There was one major difference between IB fees between the Americas and EMEA versus Asia-Pacific: while M&A and DCM or bond markets generated huge chunks of fees elsewhere, in Asia-Pacific, ECM continued to be the region’s bright star, pulling in about USD 1.4bn in Q1 fees, almost 42% of the fee pool. Fees from IPOs were slightly lower than those generated in 1Q22 with the bulk of fees generated from China’s industrial and technology space. Follow-on offerings generated a tad more fees than they had in 1Q22, indicating the strength of regional markets and appetite from investors.

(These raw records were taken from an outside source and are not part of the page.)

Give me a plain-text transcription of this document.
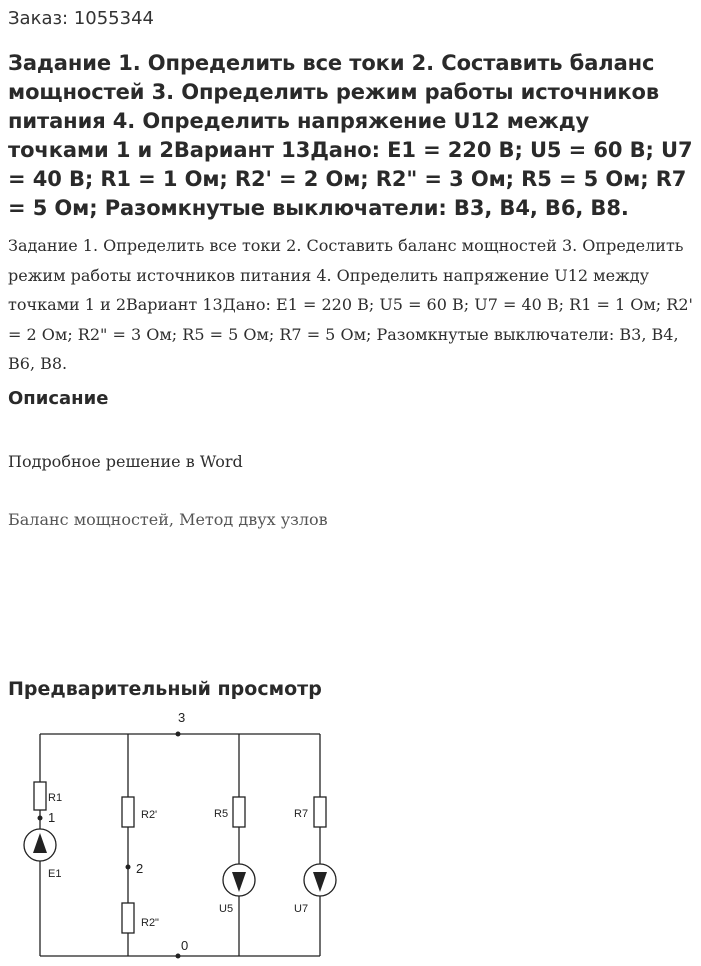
Заказ: 1055344
Задание 1. Определить все токи 2. Составить баланс мощностей 3. Определить режим работы источников питания 4. Определить напряжение U12 между точками 1 и 2Вариант 13Дано: E1 = 220 В; U5 = 60 В; U7 = 40 В; R1 = 1 Ом; R2' = 2 Ом; R2" = 3 Ом; R5 = 5 Ом; R7 = 5 Ом; Разомкнутые выключатели: В3, В4, В6, В8.

Задание 1. Определить все токи 2. Составить баланс мощностей 3. Определить режим работы источников питания 4. Определить напряжение U12 между точками 1 и 2Вариант 13Дано: E1 = 220 В; U5 = 60 В; U7 = 40 В; R1 = 1 Ом; R2' = 2 Ом; R2" = 3 Ом; R5 = 5 Ом; R7 = 5 Ом; Разомкнутые выключатели: В3, В4, В6, В8.

Описание

Подробное решение в Word

Баланс мощностей, Метод двух узлов

Предварительный просмотр
3
0
1
2
R1
E1
R2'
R2"
R5
U5
R7
U7
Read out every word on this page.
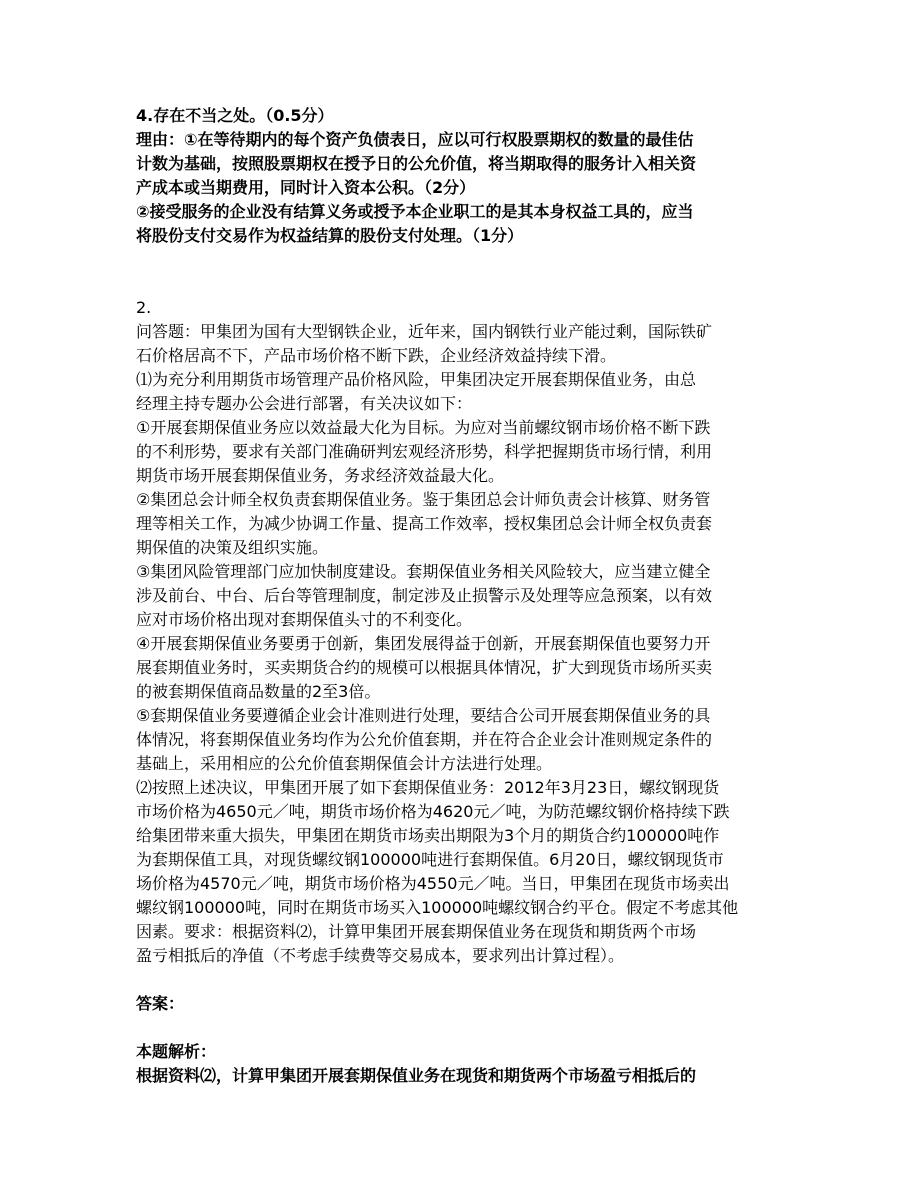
4.存在不当之处。（0.5分）
理由：①在等待期内的每个资产负债表日，应以可行权股票期权的数量的最佳估
计数为基础，按照股票期权在授予日的公允价值，将当期取得的服务计入相关资
产成本或当期费用，同时计入资本公积。（2分）
②接受服务的企业没有结算义务或授予本企业职工的是其本身权益工具的，应当
将股份支付交易作为权益结算的股份支付处理。（1分）
2.
问答题：甲集团为国有大型钢铁企业，近年来，国内钢铁行业产能过剩，国际铁矿
石价格居高不下，产品市场价格不断下跌，企业经济效益持续下滑。
⑴为充分利用期货市场管理产品价格风险，甲集团决定开展套期保值业务，由总
经理主持专题办公会进行部署，有关决议如下：
①开展套期保值业务应以效益最大化为目标。为应对当前螺纹钢市场价格不断下跌
的不利形势，要求有关部门准确研判宏观经济形势，科学把握期货市场行情，利用
期货市场开展套期保值业务，务求经济效益最大化。
②集团总会计师全权负责套期保值业务。鉴于集团总会计师负责会计核算、财务管
理等相关工作，为减少协调工作量、提高工作效率，授权集团总会计师全权负责套
期保值的决策及组织实施。
③集团风险管理部门应加快制度建设。套期保值业务相关风险较大，应当建立健全
涉及前台、中台、后台等管理制度，制定涉及止损警示及处理等应急预案，以有效
应对市场价格出现对套期保值头寸的不利变化。
④开展套期保值业务要勇于创新，集团发展得益于创新，开展套期保值也要努力开
展套期值业务时，买卖期货合约的规模可以根据具体情况，扩大到现货市场所买卖
的被套期保值商品数量的2至3倍。
⑤套期保值业务要遵循企业会计准则进行处理，要结合公司开展套期保值业务的具
体情况，将套期保值业务均作为公允价值套期，并在符合企业会计准则规定条件的
基础上，采用相应的公允价值套期保值会计方法进行处理。
⑵按照上述决议，甲集团开展了如下套期保值业务：2012年3月23日，螺纹钢现货
市场价格为4650元／吨，期货市场价格为4620元／吨，为防范螺纹钢价格持续下跌
给集团带来重大损失，甲集团在期货市场卖出期限为3个月的期货合约100000吨作
为套期保值工具，对现货螺纹钢100000吨进行套期保值。6月20日，螺纹钢现货市
场价格为4570元／吨，期货市场价格为4550元／吨。当日，甲集团在现货市场卖出
螺纹钢100000吨，同时在期货市场买入100000吨螺纹钢合约平仓。假定不考虑其他
因素。要求：根据资料⑵，计算甲集团开展套期保值业务在现货和期货两个市场
盈亏相抵后的净值（不考虑手续费等交易成本，要求列出计算过程）。
答案：
本题解析：
根据资料⑵，计算甲集团开展套期保值业务在现货和期货两个市场盈亏相抵后的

Though lower than 1Q22, fees from DCM or bond markets at USD 1bn also contributed to a major part of IB earnings, the majority of which stemmed from investment-grade issuers. Companies raised capital mainly for general capital purposes, capex, and refinancings while only a fraction was raised for acquisitions as compared to 1Q21 suggesting the region’s corporate appetite for deals could be slowing. Loans, meanwhile, fared the worst in Asia-Pacific as compared to other segments, with revenues down about half from 1Q22 at just above USD 150m, marginally higher than 4Q22 results.
Fees from M&A also fell substantially quarter-over-quarter at to about USD 720m as transactions took a breather as they waited for cues from the global economy. Japan and Australia accounted for more than 50% of the region’s M&A fees, while South Korea’s third place finish saw it overtake China, which has rarely not been a top-three generator of M&A fees. In line with the rest of the world, smaller deals were announced: only nine north of USD 2bn versus 12 in 1Q22.
In Asia-Pacific, the top-three banks across all four categories were CITIC Securities, China Securities and JPMorgan.
*Dealogic Revenue Data: Dealogic uses a proprietary revenue model to estimate investment banking fees across four key products: M&A, equity capital markets (ECM), bonds or debt capital markets (DCM), and loans. Dealogic awards M&A fees 10% upon deal announcement and 90% upon completion.